How do depth filters work?
Depth filters are constructed to create a porous media that catches unwanted particles throughout the medium itself, rather than just on its surface. They are typically used in instances when the water has a heavy degree of particles. Unlike some other filtration technologies, depth filters can catch and hold a large volume of particles before they become clogged.
At the first stage of the process, large particulate matter is captured as the water travels through the cartridge media, seeking to find the path of least resistance. At the same time, it is forced to travel in a twisting and turning motion to ensure that the maximum volume of particles is captured by the packed fibres. This sieving mechanism is called mechanical retention, and as a result, the fibres become increasingly packed and are able pick up smaller particles.

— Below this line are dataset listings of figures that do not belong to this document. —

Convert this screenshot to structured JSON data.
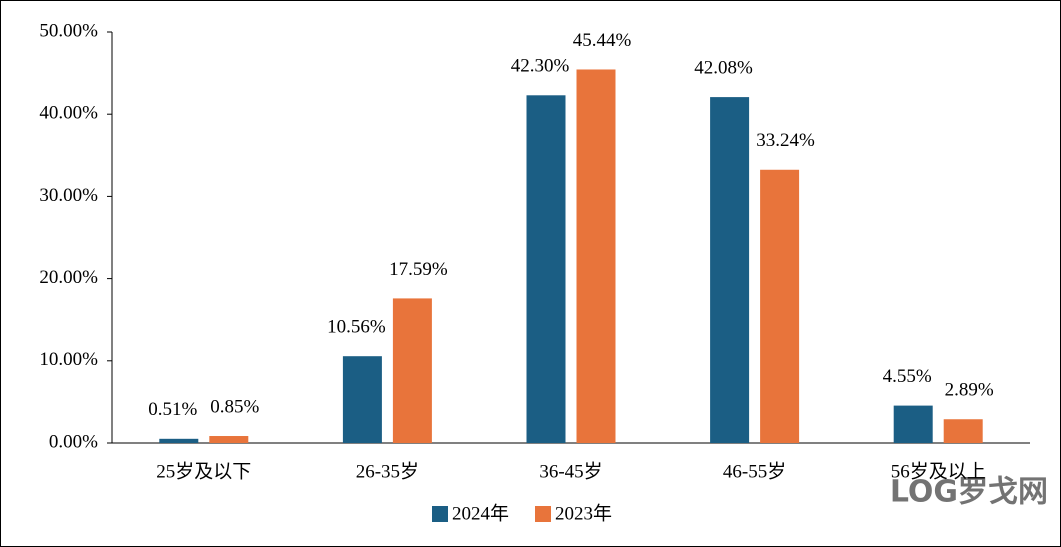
{
  "chart_data": {
    "type": "bar",
    "categories": [
      "25岁及以下",
      "26-35岁",
      "36-45岁",
      "46-55岁",
      "56岁及以上"
    ],
    "series": [
      {
        "name": "2024年",
        "color": "#1b5e84",
        "values": [
          0.51,
          10.56,
          42.3,
          42.08,
          4.55
        ],
        "value_labels": [
          "0.51%",
          "10.56%",
          "42.30%",
          "42.08%",
          "4.55%"
        ]
      },
      {
        "name": "2023年",
        "color": "#e8743b",
        "values": [
          0.85,
          17.59,
          45.44,
          33.24,
          2.89
        ],
        "value_labels": [
          "0.85%",
          "17.59%",
          "45.44%",
          "33.24%",
          "2.89%"
        ]
      }
    ],
    "ylim": [
      0,
      50
    ],
    "yticks": [
      {
        "value": 0,
        "label": "0.00%"
      },
      {
        "value": 10,
        "label": "10.00%"
      },
      {
        "value": 20,
        "label": "20.00%"
      },
      {
        "value": 30,
        "label": "30.00%"
      },
      {
        "value": 40,
        "label": "40.00%"
      },
      {
        "value": 50,
        "label": "50.00%"
      }
    ],
    "grid": false,
    "legend": "bottom",
    "watermark": "LOG罗戈网"
  }
}
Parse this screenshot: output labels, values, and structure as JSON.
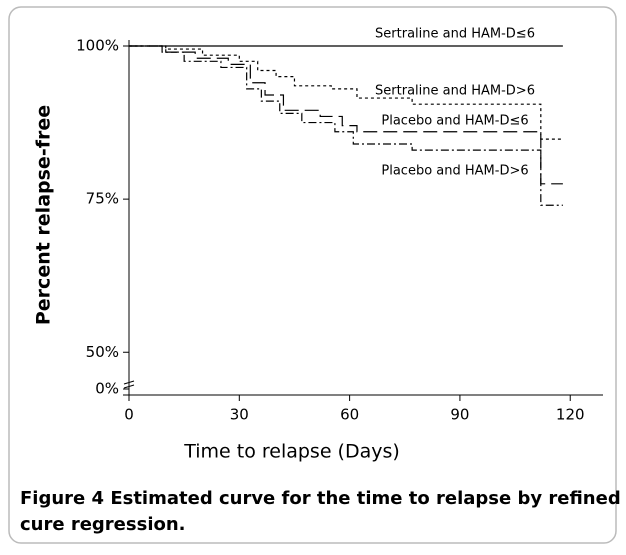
{
  "chart_data": {
    "type": "step",
    "xlabel": "Time to relapse (Days)",
    "ylabel": "Percent relapse-free",
    "xlim": [
      0,
      130
    ],
    "xticks": [
      0,
      30,
      60,
      90,
      120
    ],
    "ylim": [
      44,
      100
    ],
    "yticks": [
      {
        "value": 100,
        "label": "100%"
      },
      {
        "value": 75,
        "label": "75%"
      },
      {
        "value": 50,
        "label": "50%"
      },
      {
        "value": 0,
        "label": "0%"
      }
    ],
    "axis_break": true,
    "series": [
      {
        "name": "Sertraline and HAM-D≤6",
        "color": "#000000",
        "dash": "none",
        "x": [
          0,
          118
        ],
        "values": [
          100,
          100
        ]
      },
      {
        "name": "Sertraline and HAM-D>6",
        "color": "#000000",
        "dash": "3 3",
        "x": [
          0,
          10,
          20,
          30,
          35,
          40,
          45,
          55,
          62,
          77,
          112,
          118
        ],
        "values": [
          100,
          99.5,
          98.5,
          97.5,
          96,
          95,
          93.5,
          93,
          91.5,
          90.5,
          84.8,
          84.8
        ]
      },
      {
        "name": "Placebo and HAM-D≤6",
        "color": "#000000",
        "dash": "14 6",
        "x": [
          0,
          10,
          18,
          27,
          33,
          37,
          42,
          52,
          58,
          62,
          112,
          118
        ],
        "values": [
          100,
          99,
          98,
          97,
          94,
          92,
          89.5,
          88.5,
          87,
          86,
          77.5,
          77.5
        ]
      },
      {
        "name": "Placebo and HAM-D>6",
        "color": "#000000",
        "dash": "8 3 2 3",
        "x": [
          0,
          9,
          15,
          25,
          32,
          36,
          41,
          47,
          56,
          61,
          77,
          112,
          118
        ],
        "values": [
          100,
          99,
          97.5,
          96.5,
          93,
          91,
          89,
          87.5,
          86,
          84,
          83,
          74,
          74
        ]
      }
    ],
    "caption": {
      "label": "Figure 4",
      "text": "Estimated curve for the time to relapse by refined Cox cure regression."
    }
  }
}
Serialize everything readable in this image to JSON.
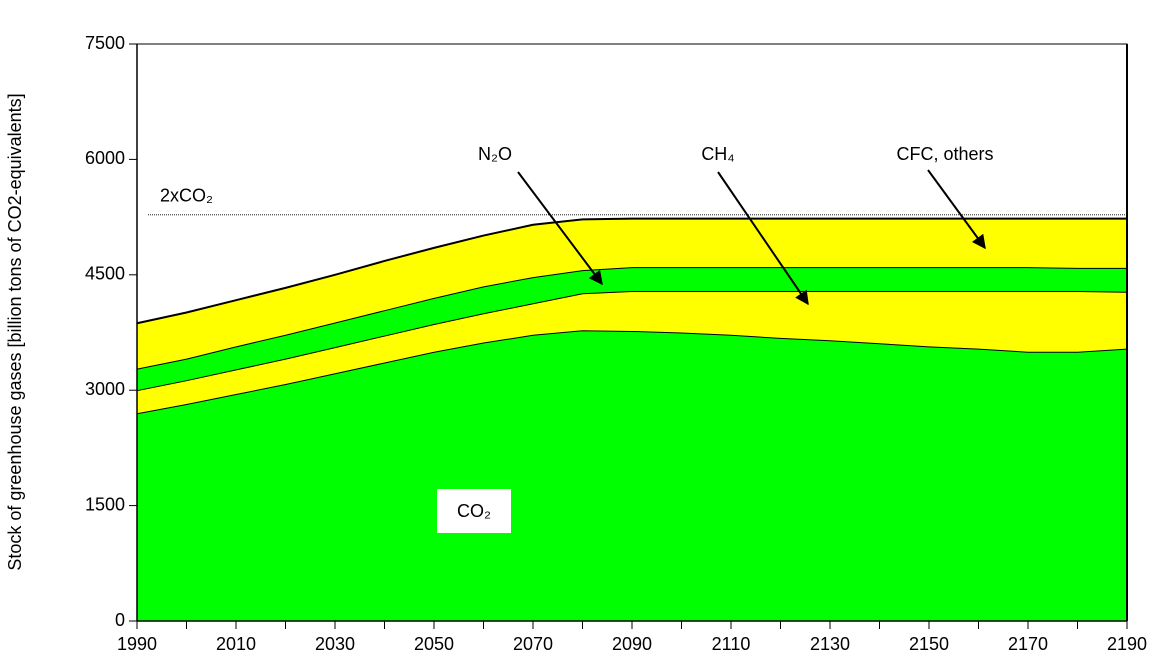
{
  "chart_data": {
    "type": "stacked-area",
    "y_label": "Stock of greenhouse gases [billion tons of CO2-equivalents]",
    "x": [
      1990,
      2000,
      2010,
      2020,
      2030,
      2040,
      2050,
      2060,
      2070,
      2080,
      2090,
      2100,
      2110,
      2120,
      2130,
      2140,
      2150,
      2160,
      2170,
      2180,
      2190
    ],
    "series": [
      {
        "name": "CO₂",
        "color": "#00ff00",
        "values": [
          2700,
          2820,
          2950,
          3080,
          3220,
          3360,
          3500,
          3620,
          3720,
          3780,
          3770,
          3750,
          3720,
          3680,
          3650,
          3610,
          3570,
          3540,
          3500,
          3500,
          3540
        ]
      },
      {
        "name": "CH₄",
        "color": "#ffff00",
        "values": [
          300,
          310,
          320,
          330,
          340,
          350,
          360,
          380,
          410,
          480,
          520,
          540,
          570,
          610,
          640,
          680,
          720,
          750,
          790,
          790,
          740
        ]
      },
      {
        "name": "N₂O",
        "color": "#00ff00",
        "values": [
          280,
          280,
          300,
          310,
          320,
          330,
          340,
          350,
          340,
          300,
          310,
          310,
          310,
          310,
          310,
          310,
          310,
          310,
          310,
          300,
          310
        ]
      },
      {
        "name": "CFC, others",
        "color": "#ffff00",
        "values": [
          590,
          600,
          600,
          610,
          620,
          640,
          650,
          660,
          680,
          660,
          630,
          630,
          630,
          630,
          630,
          630,
          630,
          630,
          630,
          640,
          640
        ]
      }
    ],
    "reference_line": {
      "label": "2xCO₂",
      "value": 5280
    },
    "xlim": [
      1990,
      2190
    ],
    "xticks": [
      1990,
      2010,
      2030,
      2050,
      2070,
      2090,
      2110,
      2130,
      2150,
      2170,
      2190
    ],
    "xminor_ticks": [
      2000,
      2020,
      2040,
      2060,
      2080,
      2100,
      2120,
      2140,
      2160,
      2180
    ],
    "ylim": [
      0,
      7500
    ],
    "yticks": [
      0,
      1500,
      3000,
      4500,
      6000,
      7500
    ],
    "grid": false
  }
}
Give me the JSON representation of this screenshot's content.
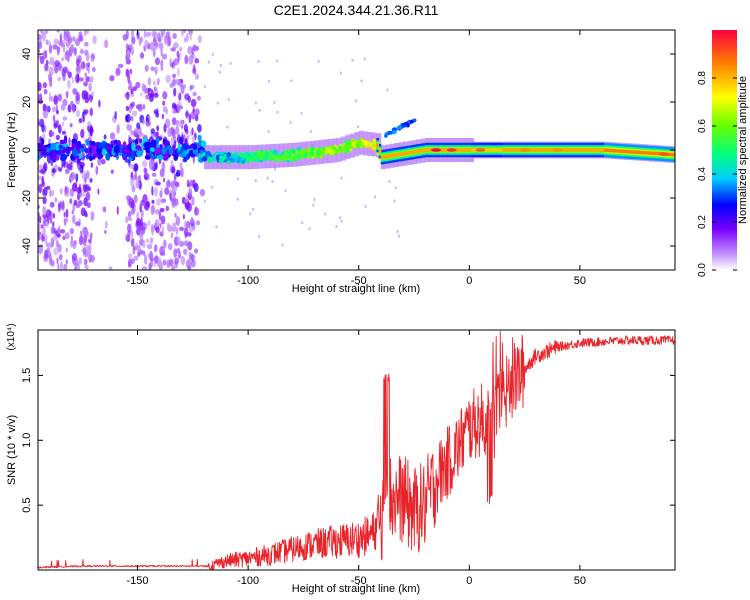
{
  "title": "C2E1.2024.344.21.36.R11",
  "chart_data": [
    {
      "type": "heatmap",
      "id": "spectrogram",
      "xlabel": "Height of straight line (km)",
      "ylabel": "Frequency (Hz)",
      "xlim": [
        -195,
        93
      ],
      "ylim": [
        -50,
        50
      ],
      "xticks": [
        -150,
        -100,
        -50,
        0,
        50
      ],
      "yticks": [
        -40,
        -20,
        0,
        20,
        40
      ],
      "grid": false,
      "colorbar": {
        "label": "Normalized spectral amplitude",
        "range": [
          0,
          1
        ],
        "ticks": [
          0.0,
          0.2,
          0.4,
          0.6,
          0.8
        ]
      },
      "ridge": {
        "description": "dominant frequency track",
        "points": [
          {
            "x": -195,
            "y": 0
          },
          {
            "x": -120,
            "y": -3
          },
          {
            "x": -100,
            "y": -3
          },
          {
            "x": -80,
            "y": -2
          },
          {
            "x": -60,
            "y": 0
          },
          {
            "x": -50,
            "y": 3
          },
          {
            "x": -42,
            "y": 2
          },
          {
            "x": -40,
            "y": -3
          },
          {
            "x": -20,
            "y": 0
          },
          {
            "x": 0,
            "y": 0
          },
          {
            "x": 20,
            "y": 0
          },
          {
            "x": 60,
            "y": 0
          },
          {
            "x": 93,
            "y": -2
          }
        ],
        "branch": [
          {
            "x": -30,
            "y": 8
          },
          {
            "x": -25,
            "y": 13
          }
        ]
      }
    },
    {
      "type": "line",
      "id": "snr",
      "xlabel": "Height of straight line (km)",
      "ylabel": "SNR (10 * v/v)",
      "y_multiplier": "(x10⁴)",
      "xlim": [
        -195,
        93
      ],
      "ylim": [
        0,
        1.85
      ],
      "xticks": [
        -150,
        -100,
        -50,
        0,
        50
      ],
      "yticks": [
        0.5,
        1.0,
        1.5
      ],
      "color": "#e8242a",
      "grid": false,
      "series": [
        {
          "name": "SNR",
          "x": [
            -195,
            -175,
            -150,
            -130,
            -118,
            -110,
            -100,
            -90,
            -80,
            -70,
            -60,
            -50,
            -45,
            -40,
            -38,
            -35,
            -30,
            -25,
            -20,
            -15,
            -10,
            -5,
            0,
            5,
            10,
            15,
            20,
            25,
            30,
            40,
            50,
            60,
            70,
            80,
            93
          ],
          "y": [
            0.02,
            0.03,
            0.03,
            0.03,
            0.03,
            0.07,
            0.09,
            0.12,
            0.16,
            0.2,
            0.22,
            0.24,
            0.27,
            0.35,
            0.6,
            0.55,
            0.55,
            0.45,
            0.5,
            0.7,
            0.82,
            0.95,
            1.1,
            1.15,
            1.1,
            1.3,
            1.45,
            1.55,
            1.65,
            1.72,
            1.75,
            1.76,
            1.77,
            1.77,
            1.77
          ]
        }
      ]
    }
  ]
}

On the exterior of the cartridge, the outer media is designed to catch the bigger particles and the inner, more tightly packed media, is positioned to grab increasingly smaller particles. This approach ensures that particulate is captured across every element of the depth media. An additional process called particle bridging will take place at various points along the filtration media too, which increases build-up and maximises the cartridge’s efficiency. Alongside the physical capture of particles, the cartridge fibres use electrostatic charges to attract particles in a process called adsorptive retention. The result of these combined processes is a highly efficient filtration mechanism suitable for a variety of applications.
Different cartridges for different applications
There is a variety of depth filtration products available to suit individual needs and varied industrial applications. These include spun-bonded cartridges (with economic, standard and premier options depending on the degree of filtration required) and wound cartridges.